Pure Incubation breach results in the leak of millions of data

November 15, 2024
Pure Incubation Data Breach Leaked Data Krypton Zambie

Pure Incubation, now known as DemandScience, allegedly suffered a data breach earlier this year that resulted in the theft of valuable data, especially contact information.

The affected entity is a B2B demand-generating and data aggregator that collects, collates, and arranges data from public sources to build a complete dataset that digital marketers and advertisers may use to develop rich “profiles” for generating leads or marketing material.

Moreover, this company has gathered company data from public and third-party sources, such as full names, physical addresses, email addresses, phone numbers, job titles and roles, and social media links.

 

A threat actor started to sell the data in February, allegedly owned by Pure Incubation.

 

An unprotected system on Pure Incubation is the alleged cause of the data breach, allowing a threat actor named ‘KryptonZambie’ to sell about 132.8 million documents on BreachForums starting last February.
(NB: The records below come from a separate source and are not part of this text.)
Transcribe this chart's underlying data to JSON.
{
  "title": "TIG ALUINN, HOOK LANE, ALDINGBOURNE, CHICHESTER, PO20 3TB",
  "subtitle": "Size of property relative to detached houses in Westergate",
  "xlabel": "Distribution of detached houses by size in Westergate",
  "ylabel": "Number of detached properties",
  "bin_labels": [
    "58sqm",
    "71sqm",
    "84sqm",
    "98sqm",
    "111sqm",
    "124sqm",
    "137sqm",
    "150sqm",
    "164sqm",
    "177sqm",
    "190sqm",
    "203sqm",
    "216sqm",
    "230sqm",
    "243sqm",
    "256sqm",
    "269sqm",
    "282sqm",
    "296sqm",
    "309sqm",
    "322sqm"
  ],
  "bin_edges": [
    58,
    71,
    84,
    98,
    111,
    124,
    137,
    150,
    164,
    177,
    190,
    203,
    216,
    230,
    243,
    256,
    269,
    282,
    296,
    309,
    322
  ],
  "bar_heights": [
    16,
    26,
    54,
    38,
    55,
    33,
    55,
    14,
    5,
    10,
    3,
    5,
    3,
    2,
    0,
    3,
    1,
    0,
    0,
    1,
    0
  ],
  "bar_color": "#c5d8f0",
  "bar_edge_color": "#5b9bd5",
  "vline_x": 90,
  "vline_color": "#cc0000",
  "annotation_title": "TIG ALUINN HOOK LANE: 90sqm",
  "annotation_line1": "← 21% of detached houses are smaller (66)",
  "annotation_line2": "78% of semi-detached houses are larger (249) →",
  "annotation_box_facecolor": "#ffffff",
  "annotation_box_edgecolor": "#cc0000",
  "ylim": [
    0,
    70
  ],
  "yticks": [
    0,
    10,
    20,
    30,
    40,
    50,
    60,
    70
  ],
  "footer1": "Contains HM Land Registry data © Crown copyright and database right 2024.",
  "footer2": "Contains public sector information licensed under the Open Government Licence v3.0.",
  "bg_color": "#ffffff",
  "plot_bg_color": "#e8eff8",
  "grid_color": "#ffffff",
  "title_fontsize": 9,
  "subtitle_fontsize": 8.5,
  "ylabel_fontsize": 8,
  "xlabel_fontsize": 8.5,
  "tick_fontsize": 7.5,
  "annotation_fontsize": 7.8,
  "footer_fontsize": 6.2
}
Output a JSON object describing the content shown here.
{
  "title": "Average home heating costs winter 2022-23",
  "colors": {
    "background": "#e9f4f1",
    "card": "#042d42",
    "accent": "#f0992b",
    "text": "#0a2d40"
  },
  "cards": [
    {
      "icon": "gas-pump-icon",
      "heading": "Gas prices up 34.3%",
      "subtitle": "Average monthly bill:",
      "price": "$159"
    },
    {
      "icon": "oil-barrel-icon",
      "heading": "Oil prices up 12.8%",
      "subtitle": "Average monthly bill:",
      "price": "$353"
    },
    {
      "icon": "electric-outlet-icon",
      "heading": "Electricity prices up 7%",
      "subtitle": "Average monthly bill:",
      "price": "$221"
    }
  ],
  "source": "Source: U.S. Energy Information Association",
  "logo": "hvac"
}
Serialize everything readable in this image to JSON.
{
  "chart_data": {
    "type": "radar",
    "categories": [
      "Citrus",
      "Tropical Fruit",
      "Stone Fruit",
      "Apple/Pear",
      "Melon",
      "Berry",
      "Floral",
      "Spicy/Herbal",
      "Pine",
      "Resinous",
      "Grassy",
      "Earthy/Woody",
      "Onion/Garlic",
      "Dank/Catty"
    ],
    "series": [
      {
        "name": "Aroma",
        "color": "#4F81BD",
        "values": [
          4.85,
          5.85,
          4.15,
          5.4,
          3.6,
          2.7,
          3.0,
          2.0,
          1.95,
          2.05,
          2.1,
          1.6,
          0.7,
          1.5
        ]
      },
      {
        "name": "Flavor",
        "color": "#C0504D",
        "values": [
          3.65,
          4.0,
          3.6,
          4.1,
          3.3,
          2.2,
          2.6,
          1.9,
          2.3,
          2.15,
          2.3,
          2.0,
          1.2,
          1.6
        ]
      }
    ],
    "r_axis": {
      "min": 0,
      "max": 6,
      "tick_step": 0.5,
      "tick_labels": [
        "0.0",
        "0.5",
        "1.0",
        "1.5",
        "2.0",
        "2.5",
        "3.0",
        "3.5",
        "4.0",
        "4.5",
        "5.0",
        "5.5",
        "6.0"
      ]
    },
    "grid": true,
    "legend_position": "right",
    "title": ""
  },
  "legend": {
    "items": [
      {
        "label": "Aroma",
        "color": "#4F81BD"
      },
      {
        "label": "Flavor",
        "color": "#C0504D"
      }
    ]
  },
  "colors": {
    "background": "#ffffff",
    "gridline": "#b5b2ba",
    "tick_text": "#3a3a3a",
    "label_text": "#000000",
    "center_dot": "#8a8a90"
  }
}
On the other hand, the data aggregator insisted on one of the inquiries, saying there was no indication of a hack. However, a follow-up email inquiring whether the leaked data samples belonged to them remained unanswered.

Furthermore, the senior director of corporate communications explained that the post from a black hat hacker criminal site prompted them to deploy their security and incident response systems.

The firm also insisted that its systems are fully operational and that its initial investigation has yet to find evidence of a hack or breach of its data. Still, it assured every concerned party that it constantly monitored the issue.

On August 15, 2024, KryptonZambie made the dataset public for eight credits, equivalent to a few dollars. This publication forced the company to confirm the data’s legitimacy.

However, the confirmation also included a statement that anyone exposed to the leak involving DemandScience came from a system decommissioned two years ago.

All 122 million unique email addresses from the stolen dataset have been added to Have I Been Pwned, and affected subscribers will be notified about the breach. Therefore, the potentially affected individuals by the data breach should be wary of incoming unsolicited communications as threat actors can already execute targeted phishing campaigns.